I often find it best to just go with the first thing that pops into my head. If you deliberate over every little choice it will become hours and hours of doing nothing. I try to spend only a few minutes really thinking about it. Then I do whatever feels right, because it will usually come back to that, anyway. The real trick is getting into the frame of mind where this is possible.
I mentioned Charles Schulz, but I'll mention him again. He said that a real cartoonist has to be able to sit down and — in five minutes — create a product that is totally usable. That's when you do your best work.
Just because you're a perfectionist doesn't mean you're perfect. I find that I have to be really careful when I'm putting final touches on a comic. I can get very anal and crazy — say, the re-drawing of the tiny curl of a lip that might make an expression more effective. That's the kind of thing you really have to watch out for, because it'll drive you mad.
Can you have too much freedom as a comic-book writer and artist? If so, can this freedom become debilitating?
The number of choices you have to make is incredible, endless. It's almost too much freedom.

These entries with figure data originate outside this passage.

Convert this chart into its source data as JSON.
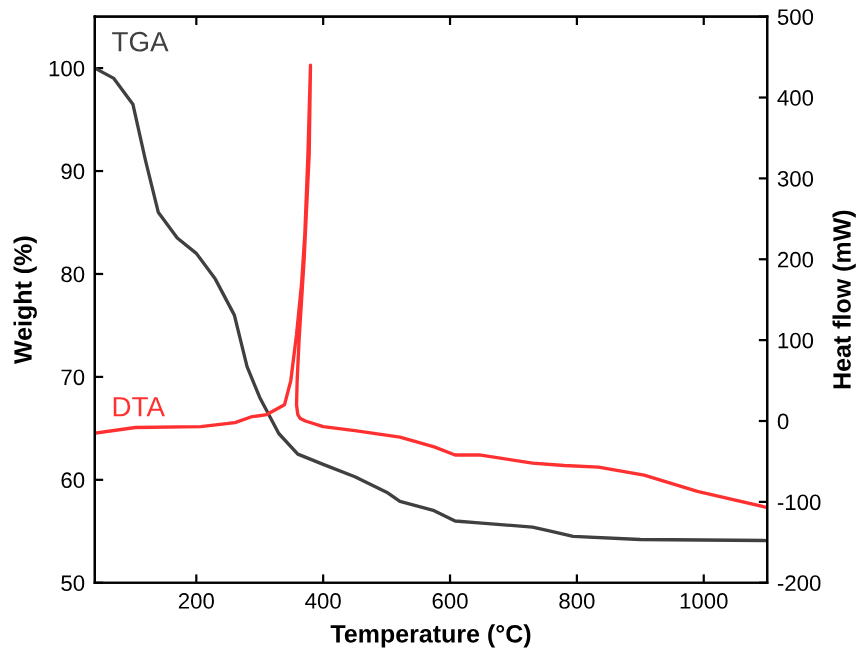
{
  "chart_data": {
    "type": "line",
    "xlabel": "Temperature (°C)",
    "ylabel": "Weight (%)",
    "y2label": "Heat flow (mW)",
    "xlim": [
      40,
      1100
    ],
    "xticks": [
      200,
      400,
      600,
      800,
      1000
    ],
    "ylim": [
      50,
      105
    ],
    "yticks": [
      50,
      60,
      70,
      80,
      90,
      100
    ],
    "y2lim": [
      -200,
      500
    ],
    "y2ticks": [
      -200,
      -100,
      0,
      100,
      200,
      300,
      400,
      500
    ],
    "grid": false,
    "legend": false,
    "marker": "none",
    "line_style": "solid",
    "series": [
      {
        "name": "TGA",
        "color": "#404040",
        "x": [
          40,
          70,
          100,
          120,
          140,
          170,
          200,
          230,
          260,
          280,
          300,
          330,
          360,
          400,
          450,
          500,
          521,
          540,
          575,
          608,
          650,
          730,
          760,
          794,
          900,
          1100
        ],
        "values": [
          100,
          99,
          96.5,
          91,
          86,
          83.5,
          82,
          79.5,
          76,
          71,
          68,
          64.5,
          62.5,
          61.5,
          60.3,
          58.8,
          57.9,
          57.6,
          57.0,
          56.0,
          55.8,
          55.4,
          55.0,
          54.5,
          54.2,
          54.1
        ]
      },
      {
        "name": "DTA",
        "color": "#ff3030",
        "axis": "y2",
        "x": [
          40,
          104,
          207,
          261,
          286,
          311,
          339,
          349,
          358,
          366,
          371,
          376,
          380,
          378,
          370,
          362,
          359,
          358,
          360,
          364,
          372,
          400,
          450,
          521,
          575,
          608,
          646,
          730,
          780,
          834,
          906,
          990,
          1100
        ],
        "values": [
          -15,
          -8,
          -7,
          -2,
          5,
          8,
          20,
          50,
          107,
          170,
          230,
          330,
          440,
          330,
          200,
          100,
          50,
          20,
          8,
          3,
          0,
          -7,
          -12,
          -20,
          -32,
          -42,
          -42,
          -52,
          -55,
          -57,
          -67,
          -87,
          -107
        ]
      }
    ]
  }
}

Any time I'm working on an assignment and an editor says, “You can only use two colors,” I'm just thrilled; it makes life a lot simpler for me.
You had an unusual childhood, and I was wondering if that later affected your writing.
When I was a kid, I spent a lot of time with my maternal grandparents. My grandfather, James Cate, was a history professor at the University of Chicago, and he had a lot of interesting friends. His next-door neighbor was Enrico Fermi, who helped create the atomic bomb. Saul Bellow was a colleague, as was Norman Ma-clean, the author of A River Runs Through It and Other Stories [University of Chicago Press, 1989], who was his best friend for many years.